Until one is committed there is hesitancy,
the chance to draw back,
Concerning all acts of initiative (and creation)
there is one elementary truth
the ignorance of which
kills countless ideas and splendid plans:
that the moment one definitely commits oneself,
then Providence moves too.
All sorts of things occur to help one
that would never otherwise have occurred.
A whole stream of events issues from the decision
raising in one's favour all manner of unforeseen incidents
and meetings and material assistance
which no man would have dreamed would have come his way.
Whatever you can do or dream you can do,
Boldness has genius, power and magic in it.
Begin it now."
-- Johann Wolfgang von Goethe, 1749-1832
German poet, dramatist, novelist, and philosopher
I have always liked this quote, which serves as a nudge for me to get things underway. Don't you wonder how many great plans and ideas remain dormant within us just waiting to be acted upon? Most of us would probably settle on just getting the ordinary things of life done.
Handwriting gives many clues about what might hold a writer up from getting started on goals, projects and even small matters of everyday life.
We can find the trait of procrastination in a very obvious formation: the t bar. That is usually what an analyst checks first to see if the trait shows up in a sample. The bar gives the clue because when it fails to connect (coming from the left) with the ascending stem of the letter it means that action has not met aspiration. It is floating in the world of abstract thinking with no grounding to the baseline. Once a t bar goes through the stem it is connected to the a stroke that descends to the line of reality, the baseline. To be useful the bar must connect with the stem and come out on the right side.

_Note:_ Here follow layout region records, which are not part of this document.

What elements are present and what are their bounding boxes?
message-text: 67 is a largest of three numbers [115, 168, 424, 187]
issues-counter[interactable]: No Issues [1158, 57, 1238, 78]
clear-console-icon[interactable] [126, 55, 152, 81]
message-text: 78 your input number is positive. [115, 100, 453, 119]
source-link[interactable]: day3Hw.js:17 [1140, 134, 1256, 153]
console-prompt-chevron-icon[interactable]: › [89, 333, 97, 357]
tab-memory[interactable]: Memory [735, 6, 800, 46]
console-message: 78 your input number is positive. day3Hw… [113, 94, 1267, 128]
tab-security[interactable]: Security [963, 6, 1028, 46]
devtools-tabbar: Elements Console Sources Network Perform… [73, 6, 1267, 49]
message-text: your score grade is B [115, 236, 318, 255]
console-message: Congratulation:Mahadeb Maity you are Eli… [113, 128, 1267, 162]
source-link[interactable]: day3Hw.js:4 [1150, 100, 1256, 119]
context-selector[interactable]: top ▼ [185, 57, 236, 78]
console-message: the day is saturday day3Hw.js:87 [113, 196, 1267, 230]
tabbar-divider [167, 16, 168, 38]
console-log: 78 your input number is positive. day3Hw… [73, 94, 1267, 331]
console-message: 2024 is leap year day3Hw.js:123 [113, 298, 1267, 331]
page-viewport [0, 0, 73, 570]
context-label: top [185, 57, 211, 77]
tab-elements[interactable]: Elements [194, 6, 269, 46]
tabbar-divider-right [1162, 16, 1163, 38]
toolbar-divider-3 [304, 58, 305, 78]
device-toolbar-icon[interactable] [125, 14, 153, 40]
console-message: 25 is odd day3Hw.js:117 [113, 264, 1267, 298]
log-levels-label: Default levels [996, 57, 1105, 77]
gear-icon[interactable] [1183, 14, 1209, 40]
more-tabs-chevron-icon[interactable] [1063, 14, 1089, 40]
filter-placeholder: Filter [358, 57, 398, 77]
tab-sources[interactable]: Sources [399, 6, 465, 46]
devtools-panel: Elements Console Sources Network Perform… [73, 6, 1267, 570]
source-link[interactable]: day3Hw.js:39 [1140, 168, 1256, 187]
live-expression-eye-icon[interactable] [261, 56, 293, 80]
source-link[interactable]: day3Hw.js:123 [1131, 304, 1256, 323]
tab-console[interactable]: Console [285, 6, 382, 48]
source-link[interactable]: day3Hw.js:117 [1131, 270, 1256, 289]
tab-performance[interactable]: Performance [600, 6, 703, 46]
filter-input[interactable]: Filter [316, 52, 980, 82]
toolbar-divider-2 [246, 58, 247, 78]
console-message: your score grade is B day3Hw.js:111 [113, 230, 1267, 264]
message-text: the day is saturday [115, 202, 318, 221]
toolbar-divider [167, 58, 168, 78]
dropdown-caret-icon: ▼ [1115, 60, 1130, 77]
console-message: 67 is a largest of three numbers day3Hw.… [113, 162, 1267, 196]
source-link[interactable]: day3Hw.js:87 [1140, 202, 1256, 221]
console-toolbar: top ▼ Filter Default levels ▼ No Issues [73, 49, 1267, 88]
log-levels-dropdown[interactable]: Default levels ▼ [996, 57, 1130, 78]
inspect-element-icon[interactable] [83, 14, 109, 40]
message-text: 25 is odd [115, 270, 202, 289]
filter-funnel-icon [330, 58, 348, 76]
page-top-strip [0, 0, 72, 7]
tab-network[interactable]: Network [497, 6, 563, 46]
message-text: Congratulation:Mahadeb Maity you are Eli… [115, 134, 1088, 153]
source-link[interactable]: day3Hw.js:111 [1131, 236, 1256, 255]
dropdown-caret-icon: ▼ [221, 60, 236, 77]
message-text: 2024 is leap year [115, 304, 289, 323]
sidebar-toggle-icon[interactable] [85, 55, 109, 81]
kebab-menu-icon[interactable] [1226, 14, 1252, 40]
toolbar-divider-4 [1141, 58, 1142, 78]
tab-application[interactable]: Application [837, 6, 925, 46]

Procrastination can be evaluated without the obvious t bar indicator showing at all. Many combinations of different traits appearing together can hint of it. For example, perfectionists (the writing looks perfect) often wait until the right time, or ample time or until all hindrances are cleared away before they get started. They feel like they have to tidy things up before they get to important goals. Otherwise, they feel uneasy. That is not to say that all perfectionists procrastinate. Just not so. But, many do.
It is an interesting question to discuss with clients who have 'perfect' handwriting. I often ask them about it after I do their analysis.
Recently, I asked one woman if she had an all-or-nothing style of neatness. She said it was true for her. When she was neat, everything was in perfect order. When things got out of hand, her environment was in chaos. She continually went through the cycle of extremes. Each time she restored order she felt quite proud of herself. "Maybe I do that to have a reason to pat myself on the back."